Questions to ask before hiring a SOC 2 auditor
A focused set of questions surfaces fit, competence, and cost surprises before you sign. Use these to vet licensure, experience, staffing, process, and exception handling with any candidate firm.
Licensure and peer review status
Start with the non-negotiables: a SOC 2 report can only be issued by a licensed CPA firm, so ask for the firm's CPA license details and verify them through the relevant state board of accountancy. Next, ask for the firm's most recent AICPA peer review result and the date it was performed, since CPA firms undergo external peer review roughly every three years on a Pass, Pass with Deficiencies, or Fail scale. A clean 'Pass' with no deficiencies is the baseline you should expect, and the outcome is verifiable in the AICPA's public peer review file. If a firm is evasive about either its license or its peer review, treat that as a serious warning sign. These two checks alone screen out a surprising number of unqualified providers.

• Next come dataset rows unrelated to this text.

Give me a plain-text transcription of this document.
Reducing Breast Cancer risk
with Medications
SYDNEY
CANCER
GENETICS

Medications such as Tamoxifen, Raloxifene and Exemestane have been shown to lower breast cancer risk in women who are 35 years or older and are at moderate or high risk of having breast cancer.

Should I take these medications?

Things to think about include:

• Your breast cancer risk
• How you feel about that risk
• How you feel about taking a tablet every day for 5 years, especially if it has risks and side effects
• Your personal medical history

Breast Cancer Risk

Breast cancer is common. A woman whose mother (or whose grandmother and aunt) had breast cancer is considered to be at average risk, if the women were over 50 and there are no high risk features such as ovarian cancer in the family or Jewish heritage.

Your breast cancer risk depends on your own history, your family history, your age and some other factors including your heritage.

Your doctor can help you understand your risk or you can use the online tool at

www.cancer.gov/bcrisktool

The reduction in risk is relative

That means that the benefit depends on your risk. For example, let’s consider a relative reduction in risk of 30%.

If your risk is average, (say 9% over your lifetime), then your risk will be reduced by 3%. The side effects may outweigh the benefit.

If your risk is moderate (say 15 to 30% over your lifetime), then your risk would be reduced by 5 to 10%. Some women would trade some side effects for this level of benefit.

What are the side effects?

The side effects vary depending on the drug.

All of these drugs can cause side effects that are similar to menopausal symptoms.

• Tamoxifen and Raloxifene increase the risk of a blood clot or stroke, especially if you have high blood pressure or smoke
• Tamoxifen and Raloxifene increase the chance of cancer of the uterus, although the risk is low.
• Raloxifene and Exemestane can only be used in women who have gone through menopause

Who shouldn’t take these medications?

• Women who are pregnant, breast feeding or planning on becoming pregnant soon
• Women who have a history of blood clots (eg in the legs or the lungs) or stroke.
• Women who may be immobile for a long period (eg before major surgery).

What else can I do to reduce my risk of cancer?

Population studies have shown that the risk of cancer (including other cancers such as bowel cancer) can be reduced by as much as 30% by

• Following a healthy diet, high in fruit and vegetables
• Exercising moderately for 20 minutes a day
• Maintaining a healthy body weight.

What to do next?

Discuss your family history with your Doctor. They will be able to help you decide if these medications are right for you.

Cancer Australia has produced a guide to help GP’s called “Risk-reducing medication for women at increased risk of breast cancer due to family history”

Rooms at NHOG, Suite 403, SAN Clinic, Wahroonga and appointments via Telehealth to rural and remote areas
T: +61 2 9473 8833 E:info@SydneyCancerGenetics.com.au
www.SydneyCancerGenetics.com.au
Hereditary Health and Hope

Relevant experience and references
Volume and relevance both matter, so ask how many SOC 2 engagements the firm completed in the past year and how many were for companies in your industry and of your size. A firm that audits dozens of SaaS companies will anticipate your control environment far better than a generalist accounting practice doing its first few. Request two or three client references you can actually contact, and when you speak with them, ask whether the audit ran on schedule, how responsive the team was, and whether any exceptions were handled fairly. Industry fit also affects scoping judgment, since a healthcare or fintech auditor will understand the adjacent obligations your buyers care about. References are where polished sales claims meet reality, so do not skip them.
Who staffs the engagement and how it runs
Ask specifically who will lead your engagement, what their credentials are, and whether they remain your point of contact throughout rather than handing off to junior staff after the sales call. A healthy team usually blends CPA licensure with technical certifications such as CISA or CISSP and real cloud experience, because SOC 2 testing spans both accounting rigor and technical controls. Clarify the timeline from kickoff to delivered report, the expected cadence of check-ins, and how the firm prefers to communicate during fieldwork. Confirm whether the firm has worked with whatever GRC platform you use, since an auditor fluent in your tool can pull evidence directly and avoid duplicative requests. Knowing the staffing model up front prevents the common surprise of a relationship that degrades once the contract is signed.
Evidence handling and exceptions
Probe how the firm gathers and tests evidence, because this drives most of the day-to-day workload on your side. Ask whether they accept evidence directly from your automation platform, what file formats and access they expect, and how they sample controls over the audit period. Critically, ask how they handle exceptions: a good auditor explains that a finding does not automatically doom the report, and that depending on severity the result may still be a clean opinion, a qualified opinion, or a documented exception with management's response. Understanding their philosophy on exceptions tells you whether they are a pragmatic partner or a box-checker who will surprise you late in fieldwork. You want a firm that flags issues early enough to address rather than springing them at report time.
Fees, inclusions, and what the report covers
Because SOC 2 pricing is always quote-based and never published as a fixed rate, ask precisely what the fee includes and what would trigger additional charges. Confirm whether the quote covers the full report or just fieldwork, whether a readiness assessment or bridge letter is included or billed separately, and what subsequent annual examinations are likely to cost. Clarify which Trust Services Criteria the engagement covers, since adding categories beyond Security expands scope and price. Ask whether the price assumes a Type 1 or Type 2 report and what audit period the Type 2 will span, as these materially change the work. Getting the inclusions in writing before you sign is the single best defense against mid-engagement cost surprises and scope creep.